Mögliche Einstellungen an der s2.exe:
Per Rechtsklick auf die Datei s2.exe kann man weitere Einstellungen vornehmen:

In der Kategorie 'Sonstiges':

"Bildschirmschoner zulassen" deaktivieren 
"Exklusiver Modus" für die Maus aktivieren 
"Immer aussetzen" für den Hintergrund aktivieren 
In der Kategorie 'Kompatibilität':
"Programm im Kompabilitätsmodus ausführen für" aktivieren 
Kompabilitätsmodus Windows 95 auswählen 
Anzeigeeinstellungen "Mit 256 Farben ausführen" aktivieren 
"Bildschirmauflösung 640x480" aktivieren 
In der Kategorie 'Bildschirm': 
Vollbild aktivieren 

Gerüchteweise hat Siedler 2 unter der OEM oder Recoveryversion nicht funktioniert, bei der normalen Version (XP Home / XP Professional) funktioniert es meist fehlerlos. Allerdings tauchen immer wieder Meldungen auf, dass Siedler 2 trotz der Tipps nicht funktioniert.

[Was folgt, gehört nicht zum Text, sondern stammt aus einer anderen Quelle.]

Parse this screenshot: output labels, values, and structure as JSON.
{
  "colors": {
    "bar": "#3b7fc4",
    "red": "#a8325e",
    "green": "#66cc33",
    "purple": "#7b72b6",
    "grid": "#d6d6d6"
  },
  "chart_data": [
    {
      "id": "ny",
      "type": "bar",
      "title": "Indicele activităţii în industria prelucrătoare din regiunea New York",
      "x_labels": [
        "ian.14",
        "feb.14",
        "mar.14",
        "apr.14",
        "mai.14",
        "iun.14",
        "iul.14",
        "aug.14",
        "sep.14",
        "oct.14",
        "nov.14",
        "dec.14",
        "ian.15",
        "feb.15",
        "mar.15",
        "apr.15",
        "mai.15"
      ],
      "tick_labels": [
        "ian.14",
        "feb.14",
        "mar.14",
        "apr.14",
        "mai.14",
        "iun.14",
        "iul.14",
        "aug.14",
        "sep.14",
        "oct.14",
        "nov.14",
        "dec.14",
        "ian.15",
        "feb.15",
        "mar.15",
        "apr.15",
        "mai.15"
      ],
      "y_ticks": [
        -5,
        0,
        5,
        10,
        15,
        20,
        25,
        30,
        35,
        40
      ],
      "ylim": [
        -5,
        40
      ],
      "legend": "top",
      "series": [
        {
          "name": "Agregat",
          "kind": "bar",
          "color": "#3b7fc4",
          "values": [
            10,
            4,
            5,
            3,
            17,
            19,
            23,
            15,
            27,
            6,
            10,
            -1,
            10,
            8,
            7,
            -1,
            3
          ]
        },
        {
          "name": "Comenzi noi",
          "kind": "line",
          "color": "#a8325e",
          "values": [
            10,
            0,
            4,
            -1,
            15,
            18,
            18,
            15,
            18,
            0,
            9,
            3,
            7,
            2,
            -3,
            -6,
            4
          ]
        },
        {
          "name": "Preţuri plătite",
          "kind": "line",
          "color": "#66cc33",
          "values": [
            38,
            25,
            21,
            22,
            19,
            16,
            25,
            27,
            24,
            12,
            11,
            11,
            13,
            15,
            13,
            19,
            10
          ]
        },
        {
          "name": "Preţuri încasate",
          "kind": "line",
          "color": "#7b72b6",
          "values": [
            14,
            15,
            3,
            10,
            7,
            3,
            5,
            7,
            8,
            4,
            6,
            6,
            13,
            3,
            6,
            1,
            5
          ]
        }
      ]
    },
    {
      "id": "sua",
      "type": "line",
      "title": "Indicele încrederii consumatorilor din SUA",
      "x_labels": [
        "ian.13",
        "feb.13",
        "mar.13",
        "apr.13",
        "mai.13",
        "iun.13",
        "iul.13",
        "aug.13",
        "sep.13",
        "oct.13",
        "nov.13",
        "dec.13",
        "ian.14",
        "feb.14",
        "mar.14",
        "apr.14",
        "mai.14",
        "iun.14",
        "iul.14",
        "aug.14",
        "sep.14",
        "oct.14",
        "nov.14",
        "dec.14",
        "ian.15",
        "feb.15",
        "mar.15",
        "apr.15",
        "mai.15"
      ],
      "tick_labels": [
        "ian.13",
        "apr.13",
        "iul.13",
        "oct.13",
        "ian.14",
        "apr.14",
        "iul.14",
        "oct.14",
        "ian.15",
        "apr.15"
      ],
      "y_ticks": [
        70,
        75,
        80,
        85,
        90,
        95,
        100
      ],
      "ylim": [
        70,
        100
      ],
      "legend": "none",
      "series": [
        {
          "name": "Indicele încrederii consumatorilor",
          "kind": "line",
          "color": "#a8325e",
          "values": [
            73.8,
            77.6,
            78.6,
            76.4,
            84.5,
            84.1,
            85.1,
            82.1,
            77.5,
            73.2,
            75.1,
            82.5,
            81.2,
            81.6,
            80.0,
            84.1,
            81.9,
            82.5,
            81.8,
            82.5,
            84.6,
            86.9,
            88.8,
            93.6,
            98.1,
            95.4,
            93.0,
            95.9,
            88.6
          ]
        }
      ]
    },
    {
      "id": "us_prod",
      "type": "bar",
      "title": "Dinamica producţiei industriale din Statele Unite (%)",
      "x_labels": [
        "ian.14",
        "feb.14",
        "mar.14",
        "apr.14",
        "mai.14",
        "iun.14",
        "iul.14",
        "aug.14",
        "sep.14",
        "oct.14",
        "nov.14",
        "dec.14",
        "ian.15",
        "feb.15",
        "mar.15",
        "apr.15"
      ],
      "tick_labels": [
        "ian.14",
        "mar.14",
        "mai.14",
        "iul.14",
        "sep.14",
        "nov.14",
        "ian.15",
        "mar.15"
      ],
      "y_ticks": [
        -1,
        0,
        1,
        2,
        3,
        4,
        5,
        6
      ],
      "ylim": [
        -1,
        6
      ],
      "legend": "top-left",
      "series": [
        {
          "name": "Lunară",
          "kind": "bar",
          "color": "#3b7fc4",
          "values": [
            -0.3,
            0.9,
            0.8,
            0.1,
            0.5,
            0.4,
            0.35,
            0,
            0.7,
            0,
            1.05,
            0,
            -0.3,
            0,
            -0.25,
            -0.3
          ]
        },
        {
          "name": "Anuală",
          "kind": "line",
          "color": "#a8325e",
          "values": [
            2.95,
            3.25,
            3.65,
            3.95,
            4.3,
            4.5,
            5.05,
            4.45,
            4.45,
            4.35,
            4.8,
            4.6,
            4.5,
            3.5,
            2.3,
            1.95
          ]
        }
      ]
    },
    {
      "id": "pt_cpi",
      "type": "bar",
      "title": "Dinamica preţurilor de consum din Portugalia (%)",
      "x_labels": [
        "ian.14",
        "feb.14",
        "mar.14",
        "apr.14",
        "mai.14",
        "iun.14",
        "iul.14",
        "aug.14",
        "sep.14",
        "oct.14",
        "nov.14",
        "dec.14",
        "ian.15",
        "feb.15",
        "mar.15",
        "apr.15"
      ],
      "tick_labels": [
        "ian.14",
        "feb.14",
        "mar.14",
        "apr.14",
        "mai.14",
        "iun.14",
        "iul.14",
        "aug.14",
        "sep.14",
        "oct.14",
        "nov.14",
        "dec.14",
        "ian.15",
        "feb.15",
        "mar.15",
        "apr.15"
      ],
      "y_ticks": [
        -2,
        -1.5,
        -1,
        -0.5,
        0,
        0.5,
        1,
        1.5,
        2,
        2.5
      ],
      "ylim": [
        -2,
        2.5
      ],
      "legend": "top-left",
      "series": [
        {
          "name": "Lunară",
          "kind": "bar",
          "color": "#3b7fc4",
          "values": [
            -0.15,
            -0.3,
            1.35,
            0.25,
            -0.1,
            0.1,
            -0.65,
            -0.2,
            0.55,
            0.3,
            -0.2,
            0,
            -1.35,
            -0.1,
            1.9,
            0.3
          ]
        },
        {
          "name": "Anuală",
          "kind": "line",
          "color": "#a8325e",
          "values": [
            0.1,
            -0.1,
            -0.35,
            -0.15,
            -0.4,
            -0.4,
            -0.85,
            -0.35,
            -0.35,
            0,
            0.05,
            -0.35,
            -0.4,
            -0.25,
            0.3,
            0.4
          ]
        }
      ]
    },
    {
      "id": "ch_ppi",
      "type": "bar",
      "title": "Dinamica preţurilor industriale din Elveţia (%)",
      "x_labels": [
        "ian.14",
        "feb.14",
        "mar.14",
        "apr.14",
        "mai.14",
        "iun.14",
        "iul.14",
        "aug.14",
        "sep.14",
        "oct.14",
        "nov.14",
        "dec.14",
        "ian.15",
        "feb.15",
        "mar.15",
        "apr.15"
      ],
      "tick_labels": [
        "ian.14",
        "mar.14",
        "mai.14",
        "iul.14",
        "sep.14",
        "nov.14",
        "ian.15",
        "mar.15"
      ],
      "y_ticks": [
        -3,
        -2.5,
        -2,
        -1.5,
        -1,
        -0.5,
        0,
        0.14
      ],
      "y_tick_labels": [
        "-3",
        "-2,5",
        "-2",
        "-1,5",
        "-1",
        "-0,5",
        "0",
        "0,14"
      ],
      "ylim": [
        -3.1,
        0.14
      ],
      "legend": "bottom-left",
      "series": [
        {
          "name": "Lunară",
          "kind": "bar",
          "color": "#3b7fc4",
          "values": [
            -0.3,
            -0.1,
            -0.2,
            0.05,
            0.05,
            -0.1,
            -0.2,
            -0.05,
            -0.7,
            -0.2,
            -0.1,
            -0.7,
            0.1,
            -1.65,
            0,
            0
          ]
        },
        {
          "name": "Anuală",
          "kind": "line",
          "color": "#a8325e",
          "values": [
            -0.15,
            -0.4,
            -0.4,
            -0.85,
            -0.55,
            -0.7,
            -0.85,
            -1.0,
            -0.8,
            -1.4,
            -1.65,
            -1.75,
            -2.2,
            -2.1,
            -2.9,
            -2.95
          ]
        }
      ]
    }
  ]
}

Versuch außerdem mal die Herzfrequenz des Monitors auf 60Hz zu stellen, da ich weiß, dass S2 nur mit 60Hz lief.
Sonst weiß ich auch nix mehr!


----------



## ruyven_macaran (3. September 2009)

Hilft auch alles nichts. (im Gegenteil, jetzt stürzt es ohne Fehlermeldung ab)


----------